Se puso en pié y cargó en sus brazos al gato. Paseó un poco con él, y un poco más calmado se sentó a observarlo, a mirar como explora y se acerca a las macetas que plantó hace pocos días. Las ha tenido ahí, y ha probado varias veces, siempre sin éxito como suelen ser sus proyectos, el tener un jardín con muchas plantas comestibles. De pronto acudieron al jardín y se llevaron al gato; lo encontraron apuntando al pequeño felino con la regadera y se lo tomaron a mal.
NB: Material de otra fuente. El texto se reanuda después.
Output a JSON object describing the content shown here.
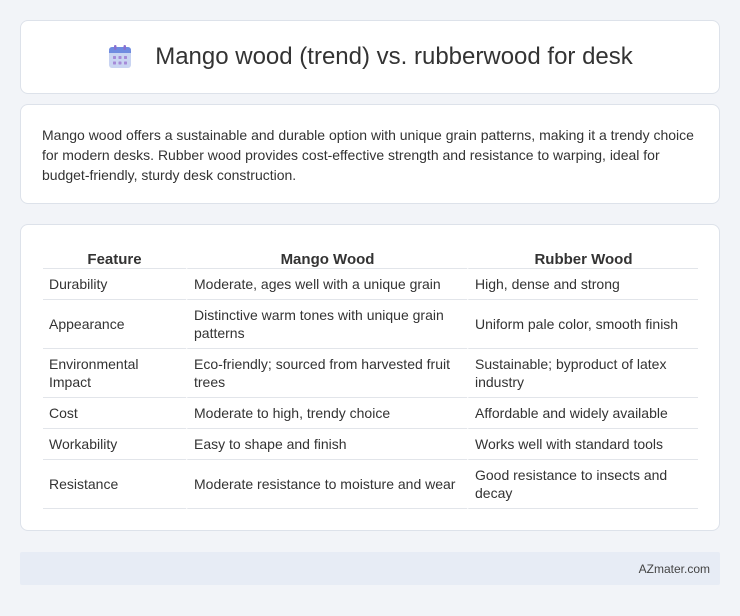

Giovanni no deseaba hacerle daño al gato, sino que espantarlo si intentaba entrar en un pequeño refugio que hizo para las plantas recién puestas, débiles al frío. Como la cubierta es de plástico, el gato al poner sus patitas encima nota el sonido, que le atrae a jugar y explorar. Giovanni solo dijo:

-El gato no debe entrar ahí.-

Y se llevaron al gato, quién rápidamente exigió regresar al jardín, pero la puerta cerrada le impidió conseguir lo que deseaba. Giovanni se puso en pié. Podría haber seguido recordando aquella visita familiar del verano pasado, cuando lleno de angustia lloró en aquel mismo jardín, como lo venía haciendo casi a diario, sentado en una vieja mesa de madera, ocultando su rostro del reflejo de la ventana de la leñera, con miedo a ser descubierno, como en su cumpleaños, dónde y apenas aguantó de estallar frente a toda la familia. O añorar aquellos largos paseos que en el pasado daba, por estar tan aburrido en casa y no querer molestar a nadie con sus problemas. La orilla del río era su predilecto. Pero no se quiere dejar llevar por aquel camino otra vez. Cambia el agua del gato, termina por regar las plantas y regresa dentro del hogar, a ver un poco más de televisión, a preguntar sobre alguna cosa, a como todas las veces, hacer como si aquí no hubiera pasado nada.